Identity the Browser and OS information

  • Extract out the distinct set of user agents from the Apache Access logs
  • Use the Python Package user-agents to extract out Browser and OS information from the User Agent strring
  • For more information on installing pypi packages in Databricks, refer to Databricks Guide > Product Overview > Libraries

In [18]:
from user_agents import parse
from pyspark.sql.types import StringType
from pyspark.sql.functions import udf

# Convert None to Empty String
def xstr(s): 
  if s is None: 
    return '' 
  return str(s)

# Create UDFs to extract out Browser Family and OS Family information
def browserFamily(ua_string) : return xstr(parse(xstr(ua_string)).browser.family)
def osFamily(ua_string) : return xstr(parse(xstr(ua_string)).os.family)
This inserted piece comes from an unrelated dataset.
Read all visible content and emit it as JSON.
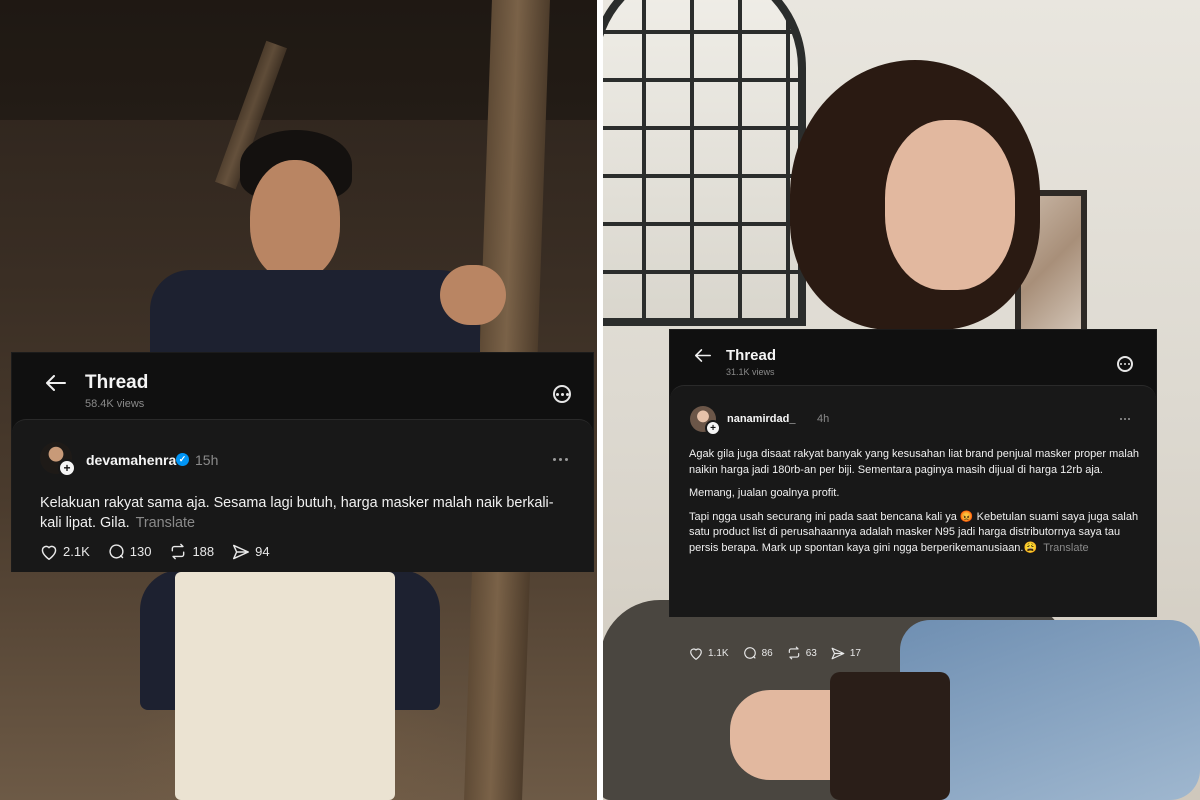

sqlContext.udf.register("browserFamily", browserFamily)
sqlContext.udf.register("osFamily", osFamily)

In [19]:
%sql
DROP TABLE IF EXISTS userAgentTable;
DROP TABLE IF EXISTS userAgentInfo; 
CREATE TABLE userAgentTable AS SELECT DISTINCT agent FROM accesslog; 
CREATE TABLE userAgentInfo AS SELECT agent, osFamily(agent) as OSFamily, browserFamily(agent) as browserFamily FROM userAgentTable;

In [20]:
%sql 
SELECT browserFamily, count(1) FROM UserAgentInfo group by browserFamily

UserID, Date, and Joins

To make finish basic preparation of these web logs, we will do the following:

  • Convert the Apache web logs date information
  • Create a userid based on the IP address and User Agent (these logs do not have a UserID)
    • We are generating the UserID (a way to uniquify web site visitors) by combining these two columns
  • Join back to the Browser and OS information as well as Country (based on IP address) information
  • Also include call to udfWeblog2Time function to convert the Apache web log date into a Spark SQL / Hive friendly format (for session calculations below)

In [22]:
from pyspark.sql.types import DateType
from pyspark.sql.functions import udf
import time

# weblog2Time function
#   Input: 04/Nov/2015:08:15:00 +0000
#   Output: 2015-11-04 08:15:00
def weblog2Time(weblog_timestr):
  weblog_time = time.strptime(weblog_timestr, "%d/%b/%Y:%H:%M:%S +0000")
  weblog_t = time.mktime(weblog_time)
  return time.strftime("%Y-%m-%d %H:%M:%S", time.gmtime(weblog_t))

# Register the UDF
sqlContext.udf.register("weblog2Time", weblog2Time)

From here I'll use the SQL notebook to continue the SQL analysis, but refer back to this notebook for any user defined functions.